Intuit “said they decided to tweak the product for the iPhone ahead of other devices because Apple enthusiasts tend to be early adopters of new technologies. They may be more likely to embrace a software as a service product, said Jim Del Favero, product manager for the Quicken group,” Finkle reports.

More here.

[Thanks to MacDailyNews Reader “Ralph M” for the heads up.]

MacDailyNews Take: No word, yet, on whether or not it leaves iPhone’s Home screen intact. Hey, Intuit, how about making a feature-complete version of Quicken for Mac first? You don’t have the greatest rep among the most enthusiastic of “Apple enthusiasts” because of that, ya know? You’d think Apple Board member Bill Campbell, who is also, coincidentally, Chairman and former CEO of Intuit Corp. could get his coders to work or would at least be embarrassed to show his face at Apple BoD meetings, but nooo…

21 Comments

  1. If this lives up to the hype, it would be VERY cool. The main annoyance (for me) of finance software is having to sit down at a later time and record transactions that happened days/weeks ago. If I could do this in real time–easily and simply!–I might actually use such software for the first time in my life. I would DEFINITELY use it for business trip expenses. At $3/month, they even got the price right!

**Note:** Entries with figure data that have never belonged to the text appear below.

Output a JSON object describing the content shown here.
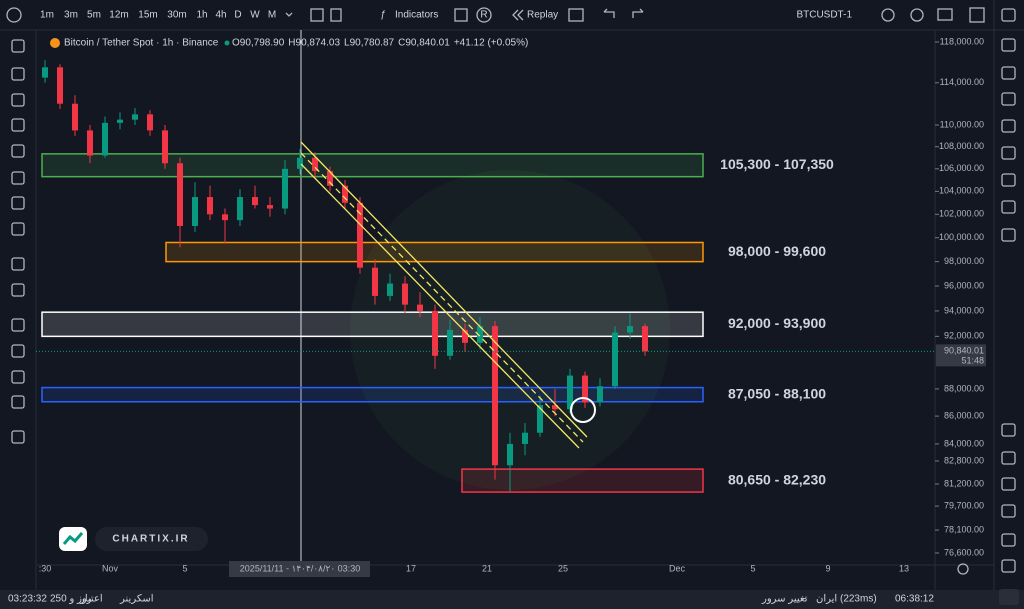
{
  "toolbar": {
    "intervals": [
      "1m",
      "3m",
      "5m",
      "12m",
      "15m",
      "30m",
      "1h",
      "4h",
      "D",
      "W",
      "M"
    ],
    "indicators": "Indicators",
    "replay": "Replay",
    "symbol": "BTCUSDT-1",
    "letter": "R"
  },
  "chart_data": {
    "type": "candlestick",
    "title": "Bitcoin / Tether Spot · 1h · Binance",
    "ohlc_legend": {
      "o_label": "O",
      "o": "90,798.90",
      "h_label": "H",
      "h": "90,874.03",
      "l_label": "L",
      "l": "90,780.87",
      "c_label": "C",
      "c": "90,840.01",
      "change": "+41.12 (+0.05%)"
    },
    "log_scale": true,
    "ylim": [
      76600,
      118000
    ],
    "yticks": [
      {
        "value": 118000,
        "label": "118,000.00"
      },
      {
        "value": 114000,
        "label": "114,000.00"
      },
      {
        "value": 110000,
        "label": "110,000.00"
      },
      {
        "value": 108000,
        "label": "108,000.00"
      },
      {
        "value": 106000,
        "label": "106,000.00"
      },
      {
        "value": 104000,
        "label": "104,000.00"
      },
      {
        "value": 102000,
        "label": "102,000.00"
      },
      {
        "value": 100000,
        "label": "100,000.00"
      },
      {
        "value": 98000,
        "label": "98,000.00"
      },
      {
        "value": 96000,
        "label": "96,000.00"
      },
      {
        "value": 94000,
        "label": "94,000.00"
      },
      {
        "value": 92000,
        "label": "92,000.00"
      },
      {
        "value": 88000,
        "label": "88,000.00"
      },
      {
        "value": 86000,
        "label": "86,000.00"
      },
      {
        "value": 84000,
        "label": "84,000.00"
      },
      {
        "value": 82800,
        "label": "82,800.00"
      },
      {
        "value": 81200,
        "label": "81,200.00"
      },
      {
        "value": 79700,
        "label": "79,700.00"
      },
      {
        "value": 78100,
        "label": "78,100.00"
      },
      {
        "value": 76600,
        "label": "76,600.00"
      }
    ],
    "x_labels": [
      ":30",
      "Nov",
      "5",
      "17",
      "21",
      "25",
      "Dec",
      "5",
      "9",
      "13"
    ],
    "crosshair_label": "2025/11/11 - ۱۴۰۴/۰۸/۲۰   03:30",
    "last_price": {
      "value": 90840.01,
      "label": "90,840.01",
      "countdown": "51:48"
    },
    "up_color": "#089981",
    "down_color": "#f23645",
    "ohlc": [
      [
        114500,
        116200,
        114000,
        115500
      ],
      [
        115500,
        115800,
        111500,
        112000
      ],
      [
        112000,
        112800,
        109000,
        109500
      ],
      [
        109500,
        110000,
        106500,
        107200
      ],
      [
        107200,
        110800,
        107000,
        110200
      ],
      [
        110200,
        111200,
        109600,
        110500
      ],
      [
        110500,
        111600,
        110000,
        111000
      ],
      [
        111000,
        111400,
        109000,
        109500
      ],
      [
        109500,
        110000,
        106000,
        106500
      ],
      [
        106500,
        107000,
        99200,
        101000
      ],
      [
        101000,
        104800,
        100500,
        103500
      ],
      [
        103500,
        104500,
        101500,
        102000
      ],
      [
        102000,
        102500,
        99500,
        101500
      ],
      [
        101500,
        104200,
        101000,
        103500
      ],
      [
        103500,
        104500,
        102500,
        102800
      ],
      [
        102800,
        103500,
        101800,
        102500
      ],
      [
        102500,
        106800,
        102000,
        106000
      ],
      [
        106000,
        107800,
        105500,
        107000
      ],
      [
        107000,
        107500,
        105200,
        105800
      ],
      [
        105800,
        106200,
        104000,
        104500
      ],
      [
        104500,
        105000,
        102500,
        103000
      ],
      [
        103000,
        103500,
        97000,
        97500
      ],
      [
        97500,
        98200,
        94500,
        95200
      ],
      [
        95200,
        97000,
        94800,
        96200
      ],
      [
        96200,
        96800,
        93800,
        94500
      ],
      [
        94500,
        95500,
        93500,
        94000
      ],
      [
        94000,
        94500,
        89500,
        90500
      ],
      [
        90500,
        93300,
        90200,
        92500
      ],
      [
        92500,
        93000,
        90800,
        91500
      ],
      [
        91500,
        93500,
        91000,
        92800
      ],
      [
        92800,
        93200,
        81500,
        82500
      ],
      [
        82500,
        84800,
        80700,
        84000
      ],
      [
        84000,
        85500,
        83200,
        84800
      ],
      [
        84800,
        87500,
        84500,
        86800
      ],
      [
        86800,
        88000,
        86000,
        86500
      ],
      [
        86500,
        89500,
        86200,
        89000
      ],
      [
        89000,
        89300,
        86600,
        87000
      ],
      [
        87000,
        88800,
        86700,
        88200
      ],
      [
        88200,
        92800,
        88000,
        92300
      ],
      [
        92300,
        93800,
        91800,
        92800
      ],
      [
        92800,
        93000,
        90500,
        90840
      ]
    ],
    "zones": [
      {
        "label": "105,300 - 107,350",
        "low": 105300,
        "high": 107350,
        "color": "#4caf50"
      },
      {
        "label": "98,000 - 99,600",
        "low": 98000,
        "high": 99600,
        "color": "#ff9800"
      },
      {
        "label": "92,000 - 93,900",
        "low": 92000,
        "high": 93900,
        "color": "#ffffff"
      },
      {
        "label": "87,050 - 88,100",
        "low": 87050,
        "high": 88100,
        "color": "#2962ff"
      },
      {
        "label": "80,650 - 82,230",
        "low": 80650,
        "high": 82230,
        "color": "#f23645"
      }
    ]
  },
  "watermark": "CHARTIX.IR",
  "status_bar": {
    "clock": "03:23:32",
    "days": "250 روز و",
    "credit": "اعتبار",
    "screener": "اسکرینر",
    "server": "تغییر سرور",
    "server_name": "ایران (223ms)",
    "dash": "-",
    "time": "06:38:12"
  }
}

  2. Being a Quicken beta tester for several years, I have to say I might not buy it right when it’s released, but they do tend to release relatively bug-free software. It’s jut not as functional as it could be compared to the PC version. Unfortunately, they didn’t hire the most efficient Mac programmers in the world. Apple and Microsoft have those. But they do a pretty good job.

    When I get an iPhone, I’ll get this set up ASAP. I would love to track my finances better on my phone.

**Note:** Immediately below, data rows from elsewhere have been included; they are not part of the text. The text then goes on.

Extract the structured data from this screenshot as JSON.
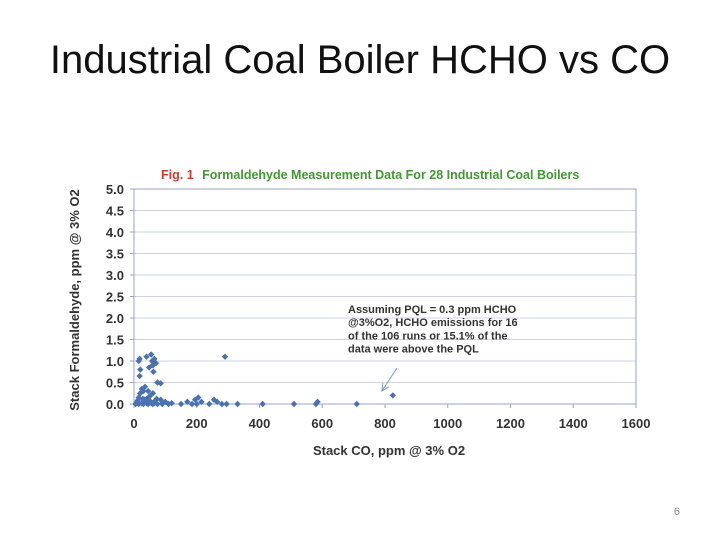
{
  "slide": {
    "title": "Industrial Coal Boiler HCHO vs CO",
    "page_number": "6"
  },
  "colors": {
    "marker": "#4a72b0",
    "title_red": "#d0392b",
    "title_green": "#3e9a2e",
    "plot_border": "#9aa1c0",
    "gridline": "#cfd3e6"
  },
  "chart_data": {
    "type": "scatter",
    "title_prefix": "Fig. 1",
    "title": "Formaldehyde Measurement Data For 28 Industrial Coal Boilers",
    "xlabel": "Stack CO, ppm @ 3% O2",
    "ylabel": "Stack Formaldehyde, ppm @ 3% O2",
    "xlim": [
      0,
      1600
    ],
    "ylim": [
      0,
      5
    ],
    "xticks": [
      "0",
      "200",
      "400",
      "600",
      "800",
      "1000",
      "1200",
      "1400",
      "1600"
    ],
    "yticks": [
      "0.0",
      "0.5",
      "1.0",
      "1.5",
      "2.0",
      "2.5",
      "3.0",
      "3.5",
      "4.0",
      "4.5",
      "5.0"
    ],
    "grid": true,
    "annotation": {
      "lines": [
        "Assuming PQL = 0.3 ppm HCHO",
        "@3%O2, HCHO emissions for 16",
        "of the 106 runs or 15.1% of the",
        "data were above the PQL"
      ],
      "arrow_target": [
        790,
        0.3
      ]
    },
    "points": [
      [
        15,
        1.0
      ],
      [
        18,
        1.05
      ],
      [
        40,
        1.1
      ],
      [
        55,
        1.15
      ],
      [
        65,
        1.05
      ],
      [
        58,
        1.0
      ],
      [
        70,
        0.95
      ],
      [
        60,
        0.9
      ],
      [
        48,
        0.85
      ],
      [
        62,
        0.75
      ],
      [
        20,
        0.8
      ],
      [
        18,
        0.65
      ],
      [
        75,
        0.5
      ],
      [
        85,
        0.48
      ],
      [
        35,
        0.4
      ],
      [
        25,
        0.35
      ],
      [
        30,
        0.3
      ],
      [
        45,
        0.3
      ],
      [
        60,
        0.25
      ],
      [
        20,
        0.25
      ],
      [
        50,
        0.18
      ],
      [
        15,
        0.15
      ],
      [
        40,
        0.12
      ],
      [
        72,
        0.12
      ],
      [
        35,
        0.1
      ],
      [
        85,
        0.1
      ],
      [
        100,
        0.05
      ],
      [
        10,
        0.05
      ],
      [
        25,
        0.02
      ],
      [
        40,
        0.02
      ],
      [
        55,
        0.02
      ],
      [
        65,
        0.02
      ],
      [
        5,
        0.0
      ],
      [
        15,
        0.0
      ],
      [
        30,
        0.0
      ],
      [
        45,
        0.0
      ],
      [
        60,
        0.0
      ],
      [
        75,
        0.0
      ],
      [
        90,
        0.0
      ],
      [
        110,
        0.0
      ],
      [
        150,
        0.0
      ],
      [
        170,
        0.05
      ],
      [
        185,
        0.0
      ],
      [
        195,
        0.1
      ],
      [
        200,
        0.0
      ],
      [
        215,
        0.05
      ],
      [
        240,
        0.0
      ],
      [
        255,
        0.1
      ],
      [
        280,
        0.0
      ],
      [
        295,
        0.0
      ],
      [
        330,
        0.0
      ],
      [
        410,
        0.0
      ],
      [
        510,
        0.0
      ],
      [
        580,
        0.0
      ],
      [
        585,
        0.05
      ],
      [
        710,
        0.0
      ],
      [
        825,
        0.2
      ],
      [
        290,
        1.1
      ],
      [
        8,
        0.02
      ],
      [
        12,
        0.08
      ],
      [
        28,
        0.12
      ],
      [
        52,
        0.06
      ],
      [
        68,
        0.08
      ],
      [
        92,
        0.03
      ],
      [
        120,
        0.02
      ],
      [
        205,
        0.15
      ],
      [
        265,
        0.05
      ]
    ]
  }
}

  3. Okay here we go – Intuits product line is slowly but surely converting to online subscription… Thanks but no thanks.

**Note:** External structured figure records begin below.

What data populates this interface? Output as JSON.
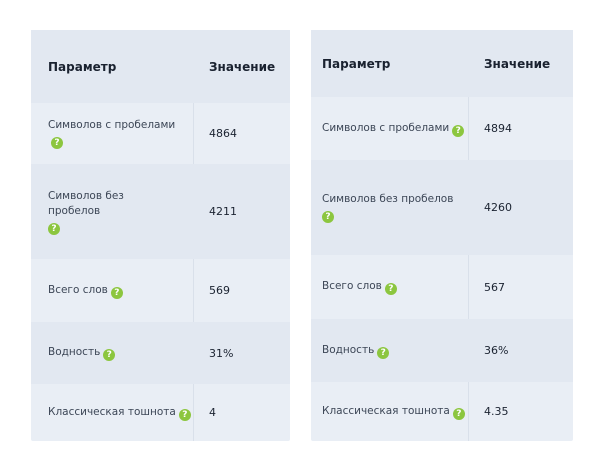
{
  "tables": [
    {
      "header": {
        "param": "Параметр",
        "value": "Значение"
      },
      "rows": [
        {
          "param": "Символов с пробелами",
          "value": "4864"
        },
        {
          "param": "Символов без пробелов",
          "value": "4211"
        },
        {
          "param": "Всего слов",
          "value": "569"
        },
        {
          "param": "Водность",
          "value": "31%"
        },
        {
          "param": "Классическая тошнота",
          "value": "4"
        }
      ]
    },
    {
      "header": {
        "param": "Параметр",
        "value": "Значение"
      },
      "rows": [
        {
          "param": "Символов с пробелами",
          "value": "4894"
        },
        {
          "param": "Символов без пробелов",
          "value": "4260"
        },
        {
          "param": "Всего слов",
          "value": "567"
        },
        {
          "param": "Водность",
          "value": "36%"
        },
        {
          "param": "Классическая тошнота",
          "value": "4.35"
        }
      ]
    }
  ],
  "icons": {
    "help": "?"
  },
  "colors": {
    "accent_icon": "#8cc63f"
  }
}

    And don’t forget – Intuit is a MS company. Kind of like buying MS Office for Mac, but more subversive – Have a nice day.

  4. I do not understand how Quicken can be released with bug after bug and never fixed. I have encountered many known bugs that give inaccurate reports which go unfixed. QuickBooks has a bug that deactivates the enter button.

    I agree with most of the comments here. Intuit is about getting you hooked on their product for the yearly upgrades. They do not care about making a Mac product that works. Now they want to up the program to a monthly fee.

    Look at a program like iBank to see what a Mac financial program should look like.

  5. Years ago i was pretty anal about keeping up with expenses using Quicken. At the time, it seemed pretty important.

    Now, with the advent of online banking, Quicken seems pretty pointless.

    While online banking can’t do everything Quicken can do, it does enough to make Quicken worthless, at least for me. I can always check my balances, keep tabs on where I’ve spent my hard earned money, an have the bank e-mail me when my balance falls below a certain level.

    MDN word = college Yeah.. I went to college.

  6. Guys, if the Mac is going to make serious inroads into small business, then we need Quickbooks for Mac to do everything that Quickbooks for Windows can do. Screw upgrading Quicken so the Mac version equals the Windows version. The Mac version works fine already.

    And doubly screw an iPhone version of Quicken. I can now do my online banking on my iPhone now using Safari and my bank’s web site–but I don’t! The iPhone touch keyboard is not the type of failsafe data entry device that I want to use to do serious financial transctions. I make enough mistakes typing on my Mac keyboard.

    But maybe we are being too hard on Intuit. Maybe all this Mac activity at Intuit shows that they are starting to devote more resources to the Mac.

    In the words of Borat: NOT!

  7. I use QuickBooks online and it is IE ActiveX ONLY. I write to complain to Intuit about twice a year and never get a response. How about an online version that works on a MAC before you start leaping to the iPhone. This from a company that was threatened by Microsoft for not selling the company to them.

    This is purely riding Apple’s coat tales for Press. Don’t use the product!

  8. No, 84 Mac Guy, Quicken for Mac does NOT work fine already.
    Intuit needs to get their shit together for ALL Mac products,
    Not just the ones important to some.

    Also, I am not interested in this unless it syncs with the desktop version.